Les pubs l’invitent. Les paysans ouvrent leur porte. Une équipe de foot interrompt son match pour le saluer. Un enfant de quatre ans, assis sur un muret, lui fait un signe du pouce. « Ce gamin, il avait compris le pari. » La diaspora française, alertée par Facebook, le suit, l’appelle, tente de le rejoindre. Il dort dans des B&B de fermiers, parfois gratuitement. Paye un restaurant un jour, se le fait offrir le lendemain.
Il roule ainsi 18 jours, 102 heures de conduite, près de 2 000 km. Sans GPS. Chaque matin, trois noms de villes griffonnés sur un papier. L’itinéraire se dessine selon l’inspiration : Thuram, parce qu’il aime le footballeur ; Glenmore, parce que ça sonne breton.

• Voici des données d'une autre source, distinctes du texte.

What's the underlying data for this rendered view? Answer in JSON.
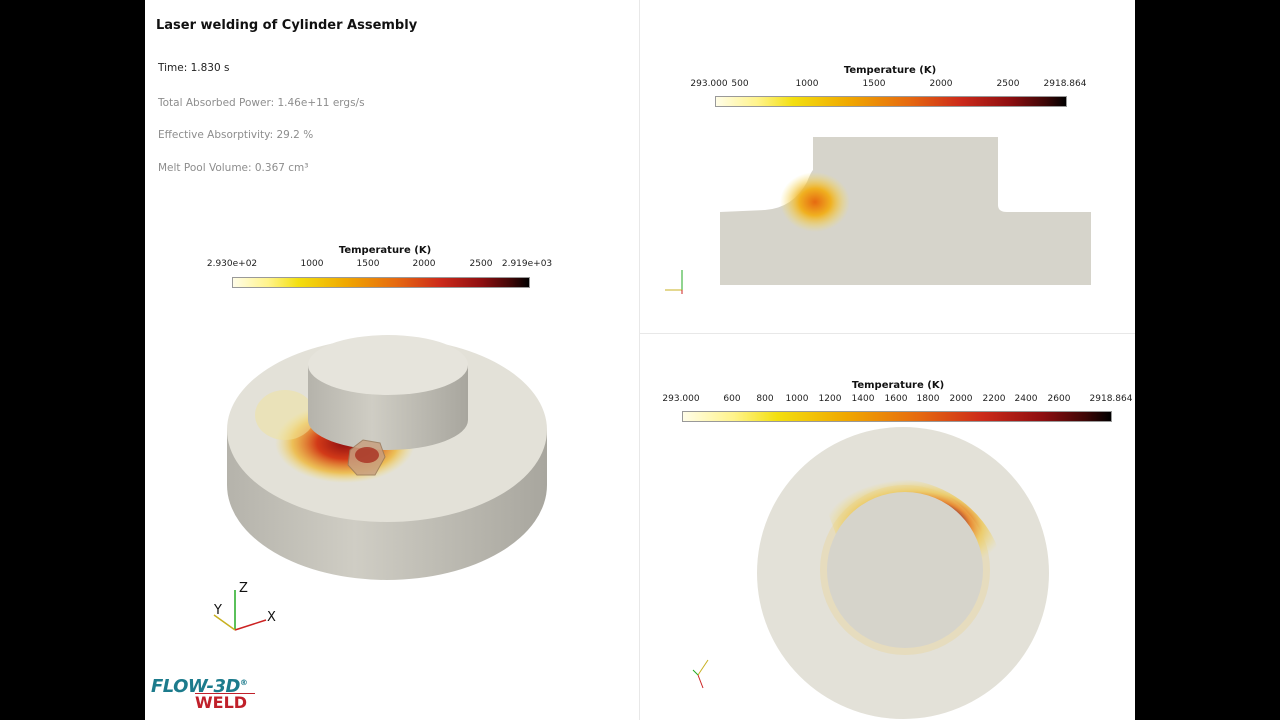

À Dublin, il entre dans la capitale sans encombre, presque naturellement. « Impossible d’imaginer ça en France. Même à Brest, ce serait inimaginable. » À Belfast, il découvre « la richesse et le dynamisme » de la capitale d’Irlande du Nord. « Un vrai décalage avec l’image qu’on en a. » Et de commenter : « En Irlande, le respect du monde agricole est encore très fort. La famine de la fin du XVIIIe siècle a marqué l’histoire. Ça ne s’oublie pas. Surtout, les Irlandais affichent fièrement leur appartenance à l’Europe. »
« Je voulais me vider la tête »
À son retour à Roscoff, changement de décor. Le second du capitaine l’invite au poste de pilotage. Le café. Les étoiles dans les yeux. « J’ai réalisé que les gens importants, ils sont hyper simples. »
Dans sa poche, un billet de vingt euros donné sur l’autoroute par un inconnu ému. Il l’a gardé tout le voyage. Véronique l’attend sur le quai…
Puis la claque du retour. « Je n’ai pas été bien pendant quinze jours. » Reprendre le rythme, les 100 ha de polders, les Parthenaises, le magasin, les gîtes… Et Ema, sa jeune salariée de 22 ans, qu’il prépare à reprendre la ferme. « Si je ne fais rien, tout partira. Je dois l’aider au maximum. »
« Ce voyage est mon Saint-Jacques-de-Compostelle. Je voulais me vider la tête. C’est une façon de se retrouver face à soi-même. J’encourage chacun à faire son pèlerinage ». Il a réfléchi à beaucoup de choses là-bas. À ses parents. À ses deux frères handicapés dont il s’occupe. À cette vie de paysan où il a « loupé des coches ». « J’ai raté des choses. Mais j’ai eu la chance de survivre à deux accidents graves. La probabilité d’en sortir vivant… » Son regard se trouble.
Prochaine étape : le Pape ?
L’Irlande lui a appris quelque chose. « Il n’y a pas de super-hommes. Il y a des hommes super partout. » Et cette phrase qu’il répète, comme un mantra : « Je suis quelqu’un de sérieux qui ne se prend pas du tout au sérieux. » La preuve ? Il repart. Septembre 2026 : la Corse cette fois. Peut-être Rome après. Voir le Pape. « Quand je dis quelque chose, ce n’est pas des paroles en l’air. Je vais le faire. »
Dans le hangar, le tracteur bleu attend. Toujours sans cabine. Prêt pour le prochain départ. En attendant, Patrick Quéré travaille. Mais différemment. « Je ne travaille plus. Je m’amuse. » Véronique sourit. Elle sait que l’histoire n’est pas finie.